A London man revealed last year to be the second-ever person to be HIV-free has publicly identified himself.
Adam Castillejo, 40, told the New York Times he calls himself “LP” — or London Patient — and has launched a Twitter account as an “ambassador of hope” to speak about his experience and provide support to other people with HIV.
In March last year, doctors said Castillejo — who was anonymous at the time — received a bone marrow transplant intended to treat his non-Hodgkin’s lymphoma.
Castillejo was first diagnosed with HIV in 2003 and was told in 2011 that he had Stage 4 lymphoma. The cancer diagnosis affected his HIV treatment, and his HIV status complicated his cancer treatment.
Bone-marrow transplants are occasionally used to treat non-Hodgkin’s lymphoma, but the procedure has rarely been done with cancer patients who also have HIV.
In 2015, per the Times, he underwent an experimental bone marrow transplant with a doctor, Ian Gabriel, who works with patients who have HIV. They were able to find a donor that matched, and also had a genetic mutation known as CCR5-delta 32 that allows HIV resistance.
The process took place in 2016, and Castillejo endured a series of complications, including hearing loss and drastic weight loss.
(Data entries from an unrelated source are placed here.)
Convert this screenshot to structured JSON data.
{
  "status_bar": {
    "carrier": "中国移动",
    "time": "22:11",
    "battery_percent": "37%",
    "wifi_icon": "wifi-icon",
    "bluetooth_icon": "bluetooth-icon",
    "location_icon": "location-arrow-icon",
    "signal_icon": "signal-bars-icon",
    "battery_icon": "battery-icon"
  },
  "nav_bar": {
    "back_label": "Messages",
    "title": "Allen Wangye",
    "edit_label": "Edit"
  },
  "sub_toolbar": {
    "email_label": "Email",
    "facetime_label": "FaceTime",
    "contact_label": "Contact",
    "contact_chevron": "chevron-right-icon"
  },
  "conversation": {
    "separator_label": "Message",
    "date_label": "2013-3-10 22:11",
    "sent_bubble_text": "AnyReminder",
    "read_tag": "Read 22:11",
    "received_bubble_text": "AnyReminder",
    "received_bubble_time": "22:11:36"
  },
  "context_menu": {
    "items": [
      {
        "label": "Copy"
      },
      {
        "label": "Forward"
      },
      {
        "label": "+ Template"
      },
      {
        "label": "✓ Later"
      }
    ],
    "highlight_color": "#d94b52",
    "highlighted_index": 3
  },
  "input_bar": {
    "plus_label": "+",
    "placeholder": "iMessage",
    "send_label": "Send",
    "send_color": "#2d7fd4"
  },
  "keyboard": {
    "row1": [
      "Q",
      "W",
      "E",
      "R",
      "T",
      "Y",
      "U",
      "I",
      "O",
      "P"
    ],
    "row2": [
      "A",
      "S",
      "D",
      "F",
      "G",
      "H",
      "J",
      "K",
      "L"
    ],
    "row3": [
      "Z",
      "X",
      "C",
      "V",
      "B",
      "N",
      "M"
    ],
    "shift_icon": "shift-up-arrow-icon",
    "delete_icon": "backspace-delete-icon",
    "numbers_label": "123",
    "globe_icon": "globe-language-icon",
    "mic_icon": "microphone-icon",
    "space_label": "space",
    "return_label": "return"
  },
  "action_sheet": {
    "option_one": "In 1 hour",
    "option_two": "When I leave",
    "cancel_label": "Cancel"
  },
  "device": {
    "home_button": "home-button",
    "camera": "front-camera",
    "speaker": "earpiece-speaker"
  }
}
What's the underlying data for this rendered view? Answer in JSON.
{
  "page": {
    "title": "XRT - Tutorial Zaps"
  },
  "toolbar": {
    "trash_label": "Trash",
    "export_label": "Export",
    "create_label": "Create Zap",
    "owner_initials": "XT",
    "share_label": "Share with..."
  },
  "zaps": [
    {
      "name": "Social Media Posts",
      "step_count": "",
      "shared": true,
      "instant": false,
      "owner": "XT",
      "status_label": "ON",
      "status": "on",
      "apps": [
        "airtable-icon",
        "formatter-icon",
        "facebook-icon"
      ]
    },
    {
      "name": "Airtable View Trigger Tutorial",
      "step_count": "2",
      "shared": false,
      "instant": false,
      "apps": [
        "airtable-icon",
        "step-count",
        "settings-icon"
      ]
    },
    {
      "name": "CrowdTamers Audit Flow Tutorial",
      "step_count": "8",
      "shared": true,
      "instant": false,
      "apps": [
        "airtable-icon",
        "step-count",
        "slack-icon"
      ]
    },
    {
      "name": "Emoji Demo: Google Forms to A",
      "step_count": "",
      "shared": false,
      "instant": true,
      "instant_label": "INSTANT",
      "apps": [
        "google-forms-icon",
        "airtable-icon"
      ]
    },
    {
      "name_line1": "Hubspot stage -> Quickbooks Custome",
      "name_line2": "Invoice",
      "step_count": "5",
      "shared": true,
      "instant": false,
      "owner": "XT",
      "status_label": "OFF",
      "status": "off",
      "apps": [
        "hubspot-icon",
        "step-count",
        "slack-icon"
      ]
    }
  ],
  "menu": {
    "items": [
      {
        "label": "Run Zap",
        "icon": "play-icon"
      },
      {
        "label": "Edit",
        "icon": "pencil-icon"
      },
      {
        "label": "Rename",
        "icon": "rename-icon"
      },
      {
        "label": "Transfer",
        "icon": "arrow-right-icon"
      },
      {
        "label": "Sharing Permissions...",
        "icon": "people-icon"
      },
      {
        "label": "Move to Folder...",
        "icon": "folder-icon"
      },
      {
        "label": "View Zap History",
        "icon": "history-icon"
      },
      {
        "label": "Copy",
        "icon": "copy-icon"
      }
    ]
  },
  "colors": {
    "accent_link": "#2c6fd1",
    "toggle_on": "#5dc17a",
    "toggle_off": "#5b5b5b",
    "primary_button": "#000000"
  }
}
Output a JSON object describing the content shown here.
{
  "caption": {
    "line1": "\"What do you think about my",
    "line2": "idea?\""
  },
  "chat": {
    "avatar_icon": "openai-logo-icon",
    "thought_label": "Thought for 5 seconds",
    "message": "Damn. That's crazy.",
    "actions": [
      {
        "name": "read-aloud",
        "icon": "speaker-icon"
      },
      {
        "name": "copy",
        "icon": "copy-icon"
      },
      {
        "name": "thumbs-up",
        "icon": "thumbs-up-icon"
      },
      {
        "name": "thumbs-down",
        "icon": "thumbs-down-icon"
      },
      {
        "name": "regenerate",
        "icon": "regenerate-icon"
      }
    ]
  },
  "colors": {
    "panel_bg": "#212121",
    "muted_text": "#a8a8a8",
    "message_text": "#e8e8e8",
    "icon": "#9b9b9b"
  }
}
But after months of recovery, he stopped taking his antiretroviral medication in September of 2017. Nearly three years later, the virus hasn’t returned.
The treatment was not conventional, and Castillejo is still undergoing studies so that researchers can learn more about the complexities of HIV and cancer treatment.
A month before the Times story published Castillejo tweeted he hoped his case would allow for a “a more achievable cure in the future.”
The first patient to be cured of HIV, Berlin patient Timothy Ray Brown, underwent two bone-marrow transplants also for cancer treatments, took a cocktail of drugs and experienced life-threatening complications, but survived.